ASIC has been active over the past few months in releasing new policy guidance and enforcing its standards in corporate control transactions.

Consolidated takeover guidance

Over the course of late last year, ASIC focused on consolidating the existing regulatory guidance on takeovers to establish a more logical body of takeover policy and which would provide ASIC’s current view on various takeover issues.

On 21 June 2013, ASIC consolidated 17 of the existing regulatory guides into four new regulatory guides and 11 new class orders. ASIC is of the view that the revised guidance on takeovers is now clearer, more certain and more accurate for investors and companies.

The new regulatory guides cover takeover bids, substantial holdings, compulsory acquisition and buy-outs and address discrete issues for ASIC’s administration of the law.

ASIC intervention in corporate control transactions

As part of ASIC’s invigorated focus on takeovers policy and market integrity, it recently intervened in transactions impacting the control of two companies. In one case, an entitlement offer was made to eligible shareholders to raise approximately $22.2m. The company had sought to rely on the so called “rights issue” and “underwriting” exceptions to the prohibition against the acquisition of interests in more than 20% of voting shares in a company. Under the offer, which was being underwritten by entities related to the company’s Chairman, the Chairman and his related entities could have potentially controlled up to 86.45% of the company’s voting shares.

ASIC raised concerns that that proposal “was an abuse of the rights issue and underwriting exceptions under the law”. After the company did not address ASIC’s concerns, ASIC then applied to the Takeovers Panel for a declaration of unacceptable circumstances and orders requiring the company to obtain shareholder approval if it was to proceed with the offer and underwriting arrangements. The offer was subsequently withdrawn so no declaration was made, but the Takeovers Panel commented that the entitlement offer would have given rise to unacceptable circumstances.

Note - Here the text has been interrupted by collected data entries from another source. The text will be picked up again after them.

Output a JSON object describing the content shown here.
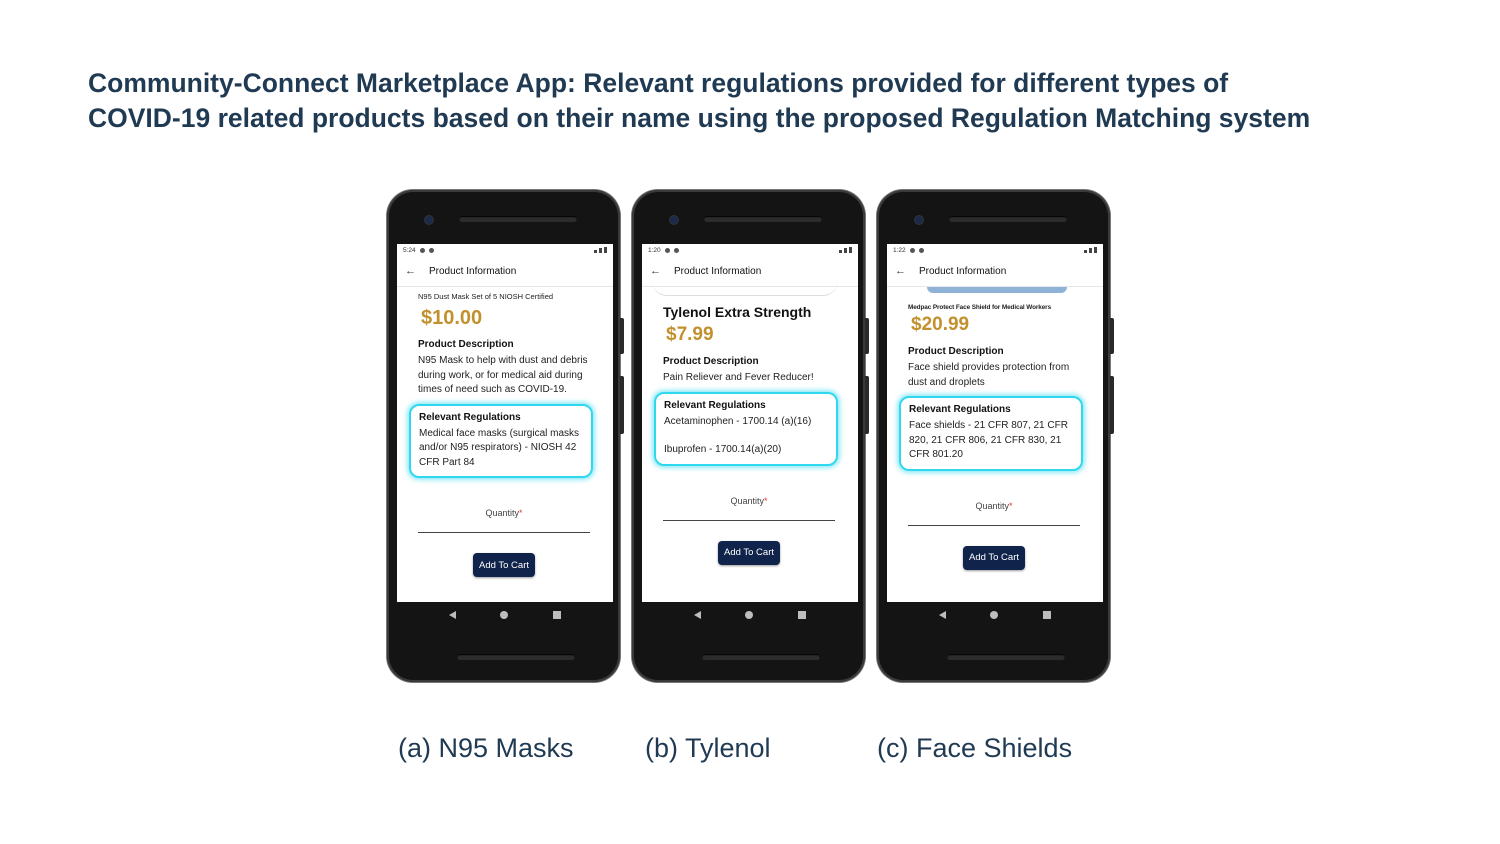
{
  "slide": {
    "title_line1": "Community-Connect Marketplace App: Relevant regulations provided for different types of",
    "title_line2": "COVID-19 related products based on their name using the proposed Regulation Matching system"
  },
  "phones": [
    {
      "status_time": "5:24",
      "app_bar_title": "Product Information",
      "product_name": "N95 Dust Mask Set of 5 NIOSH Certified",
      "price": "$10.00",
      "desc_heading": "Product Description",
      "description": "N95 Mask to help with dust and debris during work, or for medical aid during times of need such as COVID-19.",
      "reg_heading": "Relevant Regulations",
      "regulations": [
        "Medical face masks (surgical masks and/or N95 respirators) - NIOSH 42 CFR Part 84"
      ],
      "quantity_label": "Quantity",
      "required_mark": "*",
      "cart_label": "Add To Cart",
      "caption": "(a) N95 Masks"
    },
    {
      "status_time": "1:20",
      "app_bar_title": "Product Information",
      "product_name": "Tylenol Extra Strength",
      "price": "$7.99",
      "desc_heading": "Product Description",
      "description": "Pain Reliever and Fever Reducer!",
      "reg_heading": "Relevant Regulations",
      "regulations": [
        "Acetaminophen - 1700.14 (a)(16)",
        "Ibuprofen - 1700.14(a)(20)"
      ],
      "quantity_label": "Quantity",
      "required_mark": "*",
      "cart_label": "Add To Cart",
      "caption": "(b) Tylenol"
    },
    {
      "status_time": "1:22",
      "app_bar_title": "Product Information",
      "product_name": "Medpac Protect Face Shield for Medical Workers",
      "price": "$20.99",
      "desc_heading": "Product Description",
      "description": "Face shield provides protection from dust and droplets",
      "reg_heading": "Relevant Regulations",
      "regulations": [
        "Face shields - 21 CFR 807, 21 CFR 820, 21 CFR 806, 21 CFR 830, 21 CFR 801.20"
      ],
      "quantity_label": "Quantity",
      "required_mark": "*",
      "cart_label": "Add To Cart",
      "caption": "(c) Face Shields"
    }
  ],
  "colors": {
    "title": "#1f3a52",
    "price": "#c2912e",
    "highlight": "#2fd7ef",
    "button": "#10234a"
  }
}
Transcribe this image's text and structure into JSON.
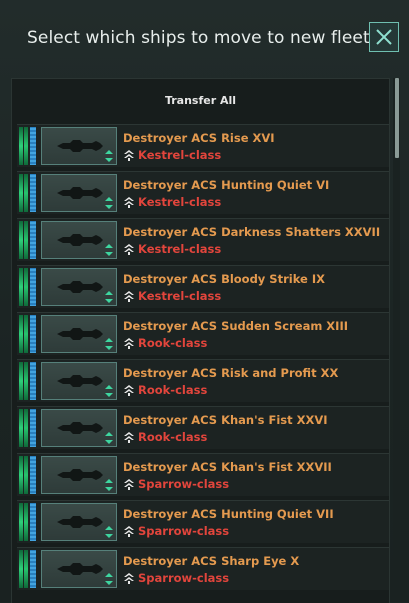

The second case related to a takeover by scheme of arrangement. As part of the scheme of arrangement process, the company proposing the scheme must apply to the courts for approval of the scheme. One factor the court will take into account is whether ASIC has provided a “no objection letter”.

In this case, ASIC did not provide this letter and the court therefore declined to approve the scheme. ASIC’s concern was that the company’s audited accounts had not been lodged ahead of the shareholder meeting to approve the scheme as promised in the scheme booklet and that therefore the shareholders did not have all the information they needed to decide the future of the company.

Three things to take from ASIC’s recent enforcement activity are that:

  • ASIC can and will actively take steps (including applying to the Takeovers Panel) in relation to corporate control transactions if it is concerned that unacceptable circumstances may exist in relation to the transaction.
  • In a scheme of arrangement, ASIC will closely review the scheme documentation and subsequent conduct of a company the subject of the scheme before providing its “no objection letter”.
  • In the words of ASIC Commissioner John Price, “these two cases are a reminder to those seeking to acquire control of companies of the importance of ensuring all shareholders have the opportunity to have a say or participate in the benefits of a control transaction and also ensuring that they are given sufficient information to make an informed decision”.

Electronic prospectus guidance

In April 2011, ASIC released a consultation paper in order to improve disclosure documents under the Corporations Act, including asking whether ASIC guidance may be needed to facilitate the use of the internet and other electronic technologies to distribute disclosure documents.

Following this consultation, on 17 June 2013, ASIC released a further consultation paper and draft regulatory guide on the distribution of offers of securities by email and the internet. ASIC has stated that the revised guidance aims to ensure that ASIC’s guidance reflects current market practices and technological advances made since its previous guidance on this point was released.

The proposed guidance clarifies that ASIC relief to make electronic offers is not needed in many instances. Also, the guidance includes an explanation of ASIC’s view on the way the internet and other means of electronic distribution can be used in making offers of securities, good practice guidance to assist persons using electronic distributing offers of securities via electronic means and continuation of relief for the use of personalised or AFS licensees created application forms. Submissions to this consultation are due by 12 August 2013.

External dispute resolution (EDR) schemes for small business borrowers

The Financial Service Ombudsmen and the Credit Ombudsmen Service Limited are two approved schemes that provide a free, independent dispute resolution service if you have a complaint with one of its members (i.e. a lender or mortgage broker). These are typically used for complaints of hardship or where a lender is seeking to enforce their loan to recover the debt (by repossession).

On 13 June 2013, ASIC released a report and updated regulatory guidance refining the rules for access to EDR schemes for small business borrowers. One of the key changes is that even where the lender has already commenced court proceedings against the small business borrower, if the credit contract is $2m or less, the small business borrower will continue to be able to take the matter to the EDR scheme.

In addition, ASIC has also updated its regulatory guidance to remove out-dated transitional references for consumer credit and traditional trustee company services and update timeframes for handling complaints at internal dispute resolution to reflect legislative changes made to the hardship regime.